Based on years of behavioral research at ALERRT, Blair and the FBI also launched their "Don't Name Them" campaign this year, during which they've encourage members of the media to name the shooter in their reports once, and after that, use ambiguous terms like "the shooter."
It seems noted forensic psychiatrist Dr. Park Dietz might agree with the campaign. In fact, following a fatal shooting at Seattle Pacific University in June, Dietz insisted his similar campaign had been falling on deaf ears for far too long.
"If you don’t want to propagate more mass murders, do everything you can not to make the body count the lead story; not to make the killer some kind of anti-hero," Dietz said in an interview with KUOW. "Localize the story to the affected community and make it as boring as possible in every other market. Because every time we have intense saturation coverage of a mass murder, we expect to see one or two more within a week."
Interestingly enough, like Sam-Shapiro, Dietz has shown a similarly high interest in the psyche of the depraved. The 66-year-old medical doctor, PhD and Master of Public Health even reportedly has a miniature statue of French serial killer Henri Landru holding a handsaw beside a washtub filled with blood and severed limbs on a table in his home office.
But unlike Sam-Shapiro, a Brown University graduate who said his interest in Harris and Klebold has swelled since the 1999 tragedy (Sam-Shapiro was 9 at the time), Dietz has been studying these sorts of massacres for decades.
Dietz has even been called as an expert witness in the trials of John Hinckley Jr., Jeffrey Dahmer, Betty Broderick, Arthur Shawcross and Joel Rifkin, some of which took place before Sam-Shapiro was born.
Dietz is also a frequent contributor to CNN, a network whose approach to mass shooting coverage consistently disappoints him.
"I have been on CNN three times saying, 'If you keep this up, we’re going to have another (shooting) within two weeks.'" Dietz said. "And I've been right all three times."
Still, the mass interest in mass shootings is hard to ignore. And if "The Erlklings" opens to rave reviews, it won't be the first time a dramatic depiction of a school shooting has done so.
Oscar-nominated director Gus Van Sant received the highest honor at the Cannes Film Festival in 2003 for the film "Elephant," which was based in part on the Columbine tragedy. William Mastrosimone's "Bang Bang You're Dead," a play based on school shootings at Thurston High School (Springfield, Ore.), Heath High School (Paducah, Ken.) and Westside Middle School (Jonesboro, Ark.), won two Daytime Emmys after it was adapted into a film in 2002.
Mastrosimone's original play premiered on April 7, 1999, less than three weeks before the Columbine tragedy.
The biggest difference between those two works and Sam-Shapiro's upcoming play is that this latest work will feature the actual words of a pair of killers -- words that Sam-Shapiro says have often sickened him.

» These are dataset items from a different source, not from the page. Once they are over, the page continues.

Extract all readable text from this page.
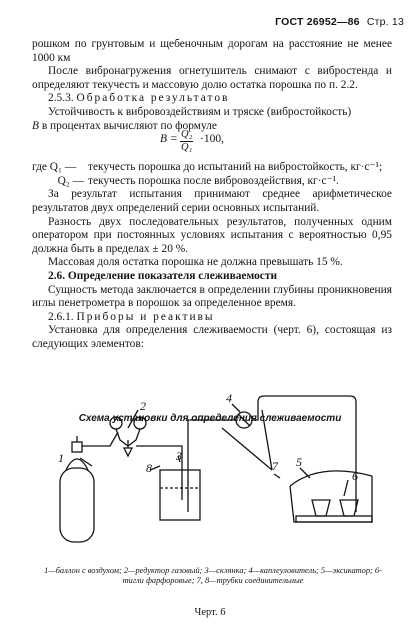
ГОСТ 26952—86 Стр. 13

рошком по грунтовым и щебеночным дорогам на расстояние не менее 1000 км

После вибронагружения огнетушитель снимают с вибростенда и определяют текучесть и массовую долю остатка порошка по п. 2.2.

2.5.3. Обработка результатов

Устойчивость к вибровоздействиям и тряске (вибростойкость)

B в процентах вычисляют по формуле

$B = \frac{\text{Q₂}}{\text{Q₁}} \cdot 100$,
где Q₁ —	текучесть порошка до испытаний на вибростойкость, кг·с⁻¹;
Q₂ — текучесть порошка после вибровоздействия, кг·с⁻¹.

За результат испытания принимают среднее арифметическое результатов двух определений серии основных испытаний.

Разность двух последовательных результатов, полученных одним оператором при постоянных условиях испытания с вероятностью 0,95 должна быть в пределах ± 20 %.

Массовая доля остатка порошка не должна превышать 15 %.

2.6. Определение показателя слеживаемости

Сущность метода заключается в определении глубины проникновения иглы пенетрометра в порошок за определенное время.

2.6.1. Приборы и реактивы

Установка для определения слеживаемости (черт. 6), состоящая из следующих элементов:

Схема установки для определения слеживаемости
1
2
3
4
5
6
7
8
1—баллон с воздухом; 2—редуктор газовый; 3—склянка; 4—каплеуловитель; 5—эксикатор; 6- тигли фарфоровые; 7, 8—трубки соединительные
Черт. 6
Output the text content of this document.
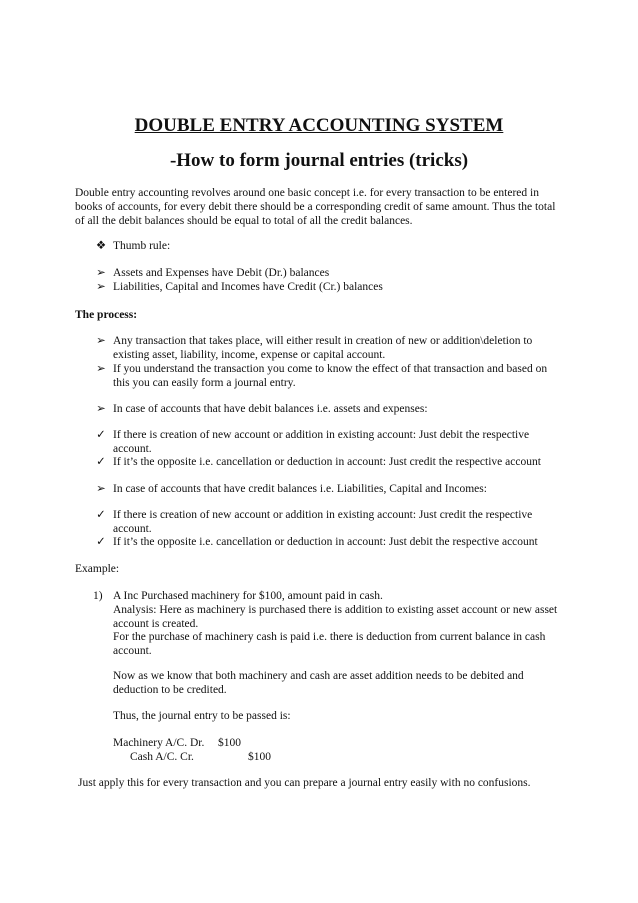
DOUBLE ENTRY ACCOUNTING SYSTEM
-How to form journal entries (tricks)
Double entry accounting revolves around one basic concept i.e. for every transaction to be entered in books of accounts, for every debit there should be a corresponding credit of same amount. Thus the total of all the debit balances should be equal to total of all the credit balances.
❖ Thumb rule:
➢ Assets and Expenses have Debit (Dr.) balances
➢ Liabilities, Capital and Incomes have Credit (Cr.) balances
The process:
➢ Any transaction that takes place, will either result in creation of new or addition\deletion to existing asset, liability, income, expense or capital account.
➢ If you understand the transaction you come to know the effect of that transaction and based on this you can easily form a journal entry.
➢ In case of accounts that have debit balances i.e. assets and expenses:
✓ If there is creation of new account or addition in existing account: Just debit the respective account.
✓ If it’s the opposite i.e. cancellation or deduction in account: Just credit the respective account
➢ In case of accounts that have credit balances i.e. Liabilities, Capital and Incomes:
✓ If there is creation of new account or addition in existing account: Just credit the respective account.
✓ If it’s the opposite i.e. cancellation or deduction in account: Just debit the respective account
Example:
1) A Inc Purchased machinery for $100, amount paid in cash.
Analysis: Here as machinery is purchased there is addition to existing asset account or new asset account is created.
For the purchase of machinery cash is paid i.e. there is deduction from current balance in cash account.
Now as we know that both machinery and cash are asset addition needs to be debited and deduction to be credited.
Thus, the journal entry to be passed is:
Machinery A/C. Dr. $100
Cash A/C. Cr.	$100
Just apply this for every transaction and you can prepare a journal entry easily with no confusions.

"I hate Eric and Dylan sometimes -- especially Eric, whose searing anger towards all people other than himself and a couple friends disgusts me," Sam-Shapiro wrote on the play's website. "Other times I want to run away from them. I want to forget all the pain I read in these boys’ messy handwriting."
But ultimately, Sam-Shapiro said he could not pull himself away from their stories, in large part due to his feelings on mass tragedies and why they continue to occur.

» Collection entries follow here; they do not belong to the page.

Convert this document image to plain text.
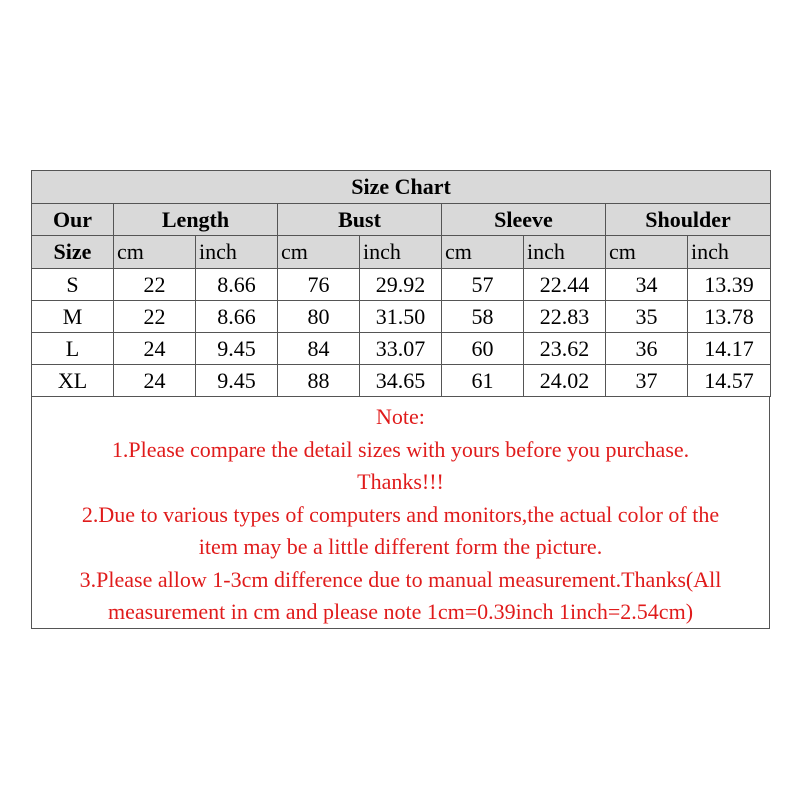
Size Chart								
Our	Length		Bust		Sleeve		Shoulder	
Size	cm	inch	cm	inch	cm	inch	cm	inch
S	22	8.66	76	29.92	57	22.44	34	13.39
M	22	8.66	80	31.50	58	22.83	35	13.78
L	24	9.45	84	33.07	60	23.62	36	14.17
XL	24	9.45	88	34.65	61	24.02	37	14.57
Note:
1.Please compare the detail sizes with yours before you purchase.
Thanks!!!
2.Due to various types of computers and monitors,the actual color of the
item may be a little different form the picture.
3.Please allow 1-3cm difference due to manual measurement.Thanks(All
measurement in cm and please note 1cm=0.39inch 1inch=2.54cm)
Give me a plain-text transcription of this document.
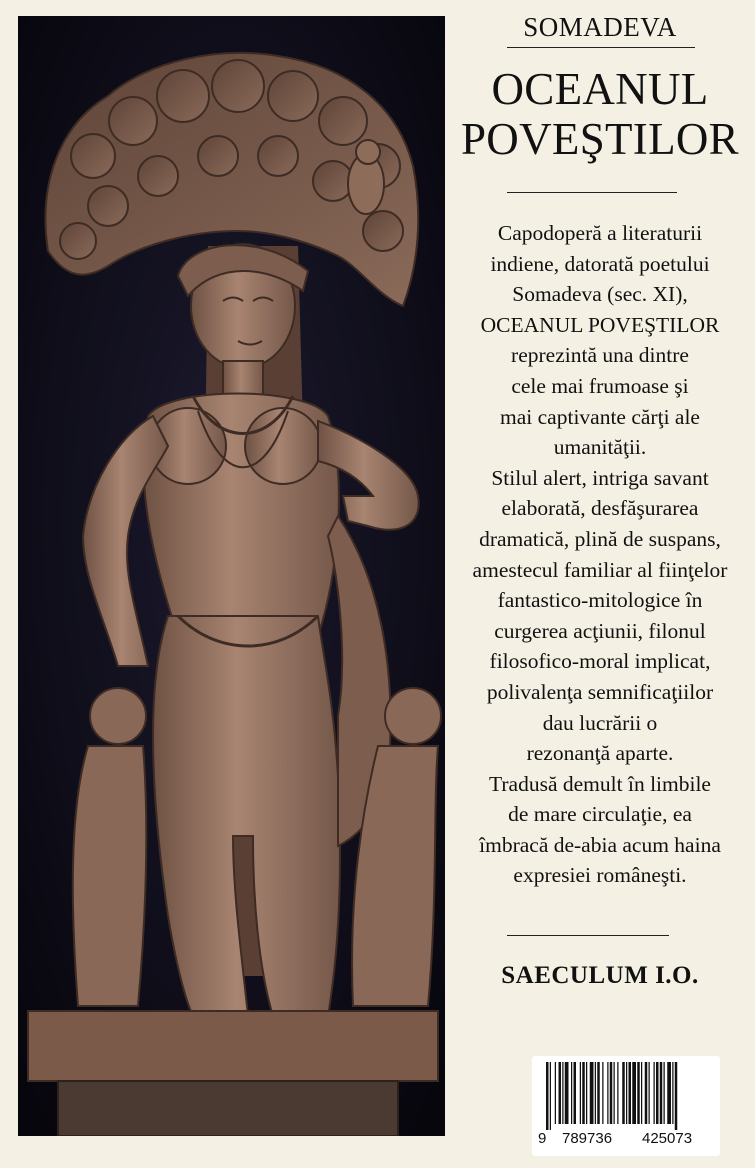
SOMADEVA
OCEANUL
POVEŞTILOR
Capodoperă a literaturii
indiene, datorată poetului
Somadeva (sec. XI),
OCEANUL POVEŞTILOR
reprezintă una dintre
cele mai frumoase şi
mai captivante cărţi ale
umanităţii.
Stilul alert, intriga savant
elaborată, desfăşurarea
dramatică, plină de suspans,
amestecul familiar al fiinţelor
fantastico-mitologice în
curgerea acţiunii, filonul
filosofico-moral implicat,
polivalenţa semnificaţiilor
dau lucrării o
rezonanţă aparte.
Tradusă demult în limbile
de mare circulaţie, ea
îmbracă de-abia acum haina
expresiei româneşti.
SAECULUM I.O.
9 789736 425073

"If I am angry or disengaged, I could never help them (Harris and Klebold) change," Sam-Shapiro wrote. "If I act that way, I am falling into the same trap of wanting to distance myself, of wanting to deny them, of wanting to turn my head and avoid seeing the familiar gleam in the eye staring back at me from their yearbook photos. What they needed was to be reached. They were too afraid to do it themselves; others were likely too afraid or self-interested to take a step towards them.
"But I hope that 'The Erlkings' comes close."